Ma da quella visione nostalgica, che pur le dava un piacere melanconico, vista così attraverso le carezze di colui per il quale ella aveva tutto abbandonato, la strappò l’entrata cauta della signora Anna. La vecchia signora s’avanzò ansando, sospirando, tutta composta sotto l’aureola dei capelli ancor più neri e più oleosi del solito, tutta tonda ed enorme nell’abito da camera di lana rossa. Regina arrossì: tolse le braccia dal collo di Antonio, e si coprì vivamente.

— Ma che fai? — disse il giovine, sollevando la coperta. — Fa invece veder subito subito le tue belle braccine. Guardate, mamma, guardate com’è bianca la mia Regina!

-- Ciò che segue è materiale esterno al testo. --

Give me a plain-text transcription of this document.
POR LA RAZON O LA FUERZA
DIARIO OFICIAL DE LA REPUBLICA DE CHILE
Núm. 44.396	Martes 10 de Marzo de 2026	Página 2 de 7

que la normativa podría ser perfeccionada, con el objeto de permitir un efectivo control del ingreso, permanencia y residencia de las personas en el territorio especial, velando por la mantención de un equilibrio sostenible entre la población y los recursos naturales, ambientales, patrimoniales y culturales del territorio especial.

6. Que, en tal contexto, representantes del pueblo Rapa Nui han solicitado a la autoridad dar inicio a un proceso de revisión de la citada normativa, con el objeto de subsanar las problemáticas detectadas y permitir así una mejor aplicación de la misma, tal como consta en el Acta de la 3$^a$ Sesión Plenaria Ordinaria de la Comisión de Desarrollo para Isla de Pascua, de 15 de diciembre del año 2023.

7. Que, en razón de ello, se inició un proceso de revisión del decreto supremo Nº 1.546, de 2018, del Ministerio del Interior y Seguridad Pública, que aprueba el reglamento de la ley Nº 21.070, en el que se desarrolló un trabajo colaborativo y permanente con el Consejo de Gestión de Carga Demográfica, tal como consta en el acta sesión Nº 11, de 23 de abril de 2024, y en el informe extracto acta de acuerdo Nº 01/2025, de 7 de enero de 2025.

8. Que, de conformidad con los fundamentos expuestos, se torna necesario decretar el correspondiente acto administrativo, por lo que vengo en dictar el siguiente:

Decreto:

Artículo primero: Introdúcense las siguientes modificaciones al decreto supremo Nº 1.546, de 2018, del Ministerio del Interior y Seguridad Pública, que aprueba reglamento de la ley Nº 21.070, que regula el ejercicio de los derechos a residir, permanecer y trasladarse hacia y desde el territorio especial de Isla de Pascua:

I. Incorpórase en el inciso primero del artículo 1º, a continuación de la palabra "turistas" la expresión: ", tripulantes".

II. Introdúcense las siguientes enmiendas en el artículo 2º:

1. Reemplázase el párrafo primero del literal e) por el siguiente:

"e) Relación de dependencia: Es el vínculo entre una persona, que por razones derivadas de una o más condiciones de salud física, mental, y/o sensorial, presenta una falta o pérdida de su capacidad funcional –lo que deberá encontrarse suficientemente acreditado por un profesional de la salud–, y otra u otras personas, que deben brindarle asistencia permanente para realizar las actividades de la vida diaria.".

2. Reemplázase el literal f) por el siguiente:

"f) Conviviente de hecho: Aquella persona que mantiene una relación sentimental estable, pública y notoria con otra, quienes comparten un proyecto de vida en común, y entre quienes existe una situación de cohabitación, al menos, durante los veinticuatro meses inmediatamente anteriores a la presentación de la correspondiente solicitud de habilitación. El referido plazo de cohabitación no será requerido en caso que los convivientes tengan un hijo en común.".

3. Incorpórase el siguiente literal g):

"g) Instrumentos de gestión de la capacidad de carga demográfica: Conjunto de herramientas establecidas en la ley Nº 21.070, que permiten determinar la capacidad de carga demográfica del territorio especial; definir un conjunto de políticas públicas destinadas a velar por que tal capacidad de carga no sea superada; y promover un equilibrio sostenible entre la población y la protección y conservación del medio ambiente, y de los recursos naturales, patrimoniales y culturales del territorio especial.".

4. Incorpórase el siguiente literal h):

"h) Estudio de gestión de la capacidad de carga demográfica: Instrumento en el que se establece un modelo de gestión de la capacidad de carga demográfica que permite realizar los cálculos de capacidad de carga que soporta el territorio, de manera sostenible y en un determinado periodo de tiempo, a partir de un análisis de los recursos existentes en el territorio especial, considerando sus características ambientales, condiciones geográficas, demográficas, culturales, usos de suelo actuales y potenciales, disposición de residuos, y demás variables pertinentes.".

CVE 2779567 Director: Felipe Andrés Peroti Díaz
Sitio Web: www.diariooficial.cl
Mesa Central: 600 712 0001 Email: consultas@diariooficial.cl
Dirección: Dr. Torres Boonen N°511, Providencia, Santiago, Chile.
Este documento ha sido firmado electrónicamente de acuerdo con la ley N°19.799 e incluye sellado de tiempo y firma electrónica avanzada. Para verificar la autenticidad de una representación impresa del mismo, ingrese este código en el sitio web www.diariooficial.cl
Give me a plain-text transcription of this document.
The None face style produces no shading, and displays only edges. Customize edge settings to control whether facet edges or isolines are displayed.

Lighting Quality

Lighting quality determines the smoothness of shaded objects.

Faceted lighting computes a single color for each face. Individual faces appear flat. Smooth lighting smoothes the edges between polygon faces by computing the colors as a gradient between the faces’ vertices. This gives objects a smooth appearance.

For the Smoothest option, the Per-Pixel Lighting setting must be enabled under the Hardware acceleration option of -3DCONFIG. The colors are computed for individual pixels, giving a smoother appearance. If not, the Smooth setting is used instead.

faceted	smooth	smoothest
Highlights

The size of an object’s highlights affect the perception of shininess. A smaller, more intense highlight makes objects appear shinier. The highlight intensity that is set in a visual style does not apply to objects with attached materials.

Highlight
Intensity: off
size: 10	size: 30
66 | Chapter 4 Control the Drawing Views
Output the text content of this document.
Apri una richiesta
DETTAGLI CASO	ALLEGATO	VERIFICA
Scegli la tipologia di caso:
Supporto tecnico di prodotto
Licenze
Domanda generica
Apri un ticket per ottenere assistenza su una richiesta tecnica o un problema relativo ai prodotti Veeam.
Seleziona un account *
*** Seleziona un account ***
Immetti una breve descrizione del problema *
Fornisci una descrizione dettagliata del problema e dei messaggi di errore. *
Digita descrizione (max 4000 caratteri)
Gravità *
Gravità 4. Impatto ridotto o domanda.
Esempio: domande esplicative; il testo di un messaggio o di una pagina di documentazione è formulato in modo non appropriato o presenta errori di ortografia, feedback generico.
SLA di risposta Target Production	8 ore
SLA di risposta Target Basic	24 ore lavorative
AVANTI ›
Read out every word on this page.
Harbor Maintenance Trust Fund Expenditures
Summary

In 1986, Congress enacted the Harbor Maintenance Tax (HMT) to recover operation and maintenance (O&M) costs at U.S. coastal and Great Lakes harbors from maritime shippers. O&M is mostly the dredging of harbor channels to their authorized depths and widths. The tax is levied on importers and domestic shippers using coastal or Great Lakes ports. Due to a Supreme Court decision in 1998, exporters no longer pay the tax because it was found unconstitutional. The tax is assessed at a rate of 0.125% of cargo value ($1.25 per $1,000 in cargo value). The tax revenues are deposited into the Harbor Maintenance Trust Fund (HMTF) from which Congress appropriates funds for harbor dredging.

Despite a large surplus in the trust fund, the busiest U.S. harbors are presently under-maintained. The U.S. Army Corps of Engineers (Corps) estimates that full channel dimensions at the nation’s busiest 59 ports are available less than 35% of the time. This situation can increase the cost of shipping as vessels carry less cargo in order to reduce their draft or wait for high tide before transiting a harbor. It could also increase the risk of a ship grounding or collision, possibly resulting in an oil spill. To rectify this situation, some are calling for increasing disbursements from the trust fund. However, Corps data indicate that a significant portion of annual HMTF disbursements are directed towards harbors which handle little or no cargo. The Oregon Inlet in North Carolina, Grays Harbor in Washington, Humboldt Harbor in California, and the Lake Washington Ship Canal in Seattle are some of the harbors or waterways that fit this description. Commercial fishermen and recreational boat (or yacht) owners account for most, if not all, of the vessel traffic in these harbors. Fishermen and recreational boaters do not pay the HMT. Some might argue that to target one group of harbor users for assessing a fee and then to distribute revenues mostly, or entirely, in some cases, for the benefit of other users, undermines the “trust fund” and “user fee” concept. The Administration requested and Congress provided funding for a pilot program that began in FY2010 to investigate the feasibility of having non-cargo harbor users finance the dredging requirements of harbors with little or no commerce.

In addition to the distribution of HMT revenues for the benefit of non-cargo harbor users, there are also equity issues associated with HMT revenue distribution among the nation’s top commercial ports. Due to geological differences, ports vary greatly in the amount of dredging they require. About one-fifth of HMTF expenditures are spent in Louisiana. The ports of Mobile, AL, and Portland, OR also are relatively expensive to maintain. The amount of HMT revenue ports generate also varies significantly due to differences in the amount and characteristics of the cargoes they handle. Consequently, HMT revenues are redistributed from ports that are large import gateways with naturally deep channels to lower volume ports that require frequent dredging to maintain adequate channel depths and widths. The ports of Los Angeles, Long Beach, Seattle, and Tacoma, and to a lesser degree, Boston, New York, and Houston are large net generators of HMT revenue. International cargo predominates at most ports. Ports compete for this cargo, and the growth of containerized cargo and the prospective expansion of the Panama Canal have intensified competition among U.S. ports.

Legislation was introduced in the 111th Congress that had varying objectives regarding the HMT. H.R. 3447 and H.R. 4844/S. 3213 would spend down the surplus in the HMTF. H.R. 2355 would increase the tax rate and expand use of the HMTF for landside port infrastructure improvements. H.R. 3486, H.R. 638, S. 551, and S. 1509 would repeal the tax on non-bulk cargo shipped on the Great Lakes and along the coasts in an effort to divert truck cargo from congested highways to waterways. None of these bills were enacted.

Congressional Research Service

— No! no! Lasciami! — ella disse, nascondendosi sotto la coperta.

Ma la vecchia signora s’avvicinò, ajutò Antonio a sbottonare i polsini della camicia di Regina, passò un dito sulle braccia bianche e infantili della sposa.

— Ah! — disse, sospirando. — Dio ti benedica: sei davvero bella!

— Dio! Dio! Lasciatemi! — gridò Regina, tuttavia lusingata.

— Non è vero che è bella? — insistè Antonio, baciandole le braccia carine.

— Bella, ben fatta! Brava! — approvò soddisfatta la suocera, quasi Regina si fosse fatta da sè. — Anch’io ero bianca e ben fatta, una volta! Ora son vecchia, ma da giovane anch’io ero ben fatta.